The 0.4 per cent increase in June follows seasonally adjusted gains of 0.4 per cent in May and 0.5 per cent in April.
Specialised food rose 6.05 per cent during June, while liquor also surged by 4.72 per cent.
Department stores lifted 1.77 per cent, accounting for a second-consecutive monthly rise in year-on-year sales.
However, household goods proved a drag on the figures with a rise of just 0.6 per cent.
"We have seen the housing market come off the boil of late in several states, which explains the flat results for hardware and building and, more significantly, furniture which was down by 2.55 per cent," says Zimmerman. "People don't renovate when the housing market is down."
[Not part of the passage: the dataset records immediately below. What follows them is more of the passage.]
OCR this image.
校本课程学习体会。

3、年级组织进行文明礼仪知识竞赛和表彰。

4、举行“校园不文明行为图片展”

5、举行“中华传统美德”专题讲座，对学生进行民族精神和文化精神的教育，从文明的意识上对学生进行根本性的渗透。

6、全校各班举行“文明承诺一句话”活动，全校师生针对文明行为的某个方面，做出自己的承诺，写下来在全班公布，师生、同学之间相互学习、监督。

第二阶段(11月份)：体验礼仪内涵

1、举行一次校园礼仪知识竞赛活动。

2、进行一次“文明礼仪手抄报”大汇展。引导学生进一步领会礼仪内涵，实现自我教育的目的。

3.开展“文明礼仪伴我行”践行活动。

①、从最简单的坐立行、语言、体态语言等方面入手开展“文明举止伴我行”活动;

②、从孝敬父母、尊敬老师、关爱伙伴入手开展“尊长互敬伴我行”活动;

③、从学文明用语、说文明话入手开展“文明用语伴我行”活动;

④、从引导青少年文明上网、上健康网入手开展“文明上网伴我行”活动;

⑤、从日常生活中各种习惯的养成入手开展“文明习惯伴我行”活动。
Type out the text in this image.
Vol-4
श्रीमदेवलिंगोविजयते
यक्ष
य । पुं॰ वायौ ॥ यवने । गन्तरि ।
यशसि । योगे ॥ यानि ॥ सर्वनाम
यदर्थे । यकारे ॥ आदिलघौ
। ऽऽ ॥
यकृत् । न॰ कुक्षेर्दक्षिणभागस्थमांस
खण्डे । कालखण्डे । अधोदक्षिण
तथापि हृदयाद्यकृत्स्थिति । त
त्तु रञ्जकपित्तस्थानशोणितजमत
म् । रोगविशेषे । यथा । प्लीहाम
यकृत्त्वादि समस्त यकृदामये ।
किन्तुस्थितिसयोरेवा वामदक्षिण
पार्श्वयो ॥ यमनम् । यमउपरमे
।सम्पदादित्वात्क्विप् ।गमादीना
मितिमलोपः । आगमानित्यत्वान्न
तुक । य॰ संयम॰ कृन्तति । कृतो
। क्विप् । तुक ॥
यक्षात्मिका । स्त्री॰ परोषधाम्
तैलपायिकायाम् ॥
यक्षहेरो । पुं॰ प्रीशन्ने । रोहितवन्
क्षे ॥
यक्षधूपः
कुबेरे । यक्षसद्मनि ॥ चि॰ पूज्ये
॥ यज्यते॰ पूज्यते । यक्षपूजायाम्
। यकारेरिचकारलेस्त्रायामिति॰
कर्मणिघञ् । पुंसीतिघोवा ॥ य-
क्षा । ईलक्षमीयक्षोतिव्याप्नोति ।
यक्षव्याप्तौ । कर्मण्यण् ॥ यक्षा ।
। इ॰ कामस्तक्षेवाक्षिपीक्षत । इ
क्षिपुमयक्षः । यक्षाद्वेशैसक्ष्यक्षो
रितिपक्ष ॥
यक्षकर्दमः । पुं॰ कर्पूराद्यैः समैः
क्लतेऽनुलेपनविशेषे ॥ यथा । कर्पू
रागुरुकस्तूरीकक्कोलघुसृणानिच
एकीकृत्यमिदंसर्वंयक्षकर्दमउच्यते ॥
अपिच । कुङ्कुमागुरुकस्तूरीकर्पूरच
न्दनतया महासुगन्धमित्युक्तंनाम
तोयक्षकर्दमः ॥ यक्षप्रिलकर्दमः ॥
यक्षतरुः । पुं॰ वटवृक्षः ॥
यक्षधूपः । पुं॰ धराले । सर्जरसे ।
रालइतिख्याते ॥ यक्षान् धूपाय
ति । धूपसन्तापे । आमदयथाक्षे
Nationally, Victoria recorded a 5.77 per cent increase in sales over June, followed by ACT at 4.3 per cent.
Tasmania was third strongest at 3.87 per cent, followed by NSW at 3.05 per cent, South Australia (2.53 per cent) and Northern Territory (2.39 per cent).
Queensland was almost flat at 0.62 per cent, while Western Australian sales edged lower by 0.46 per cent.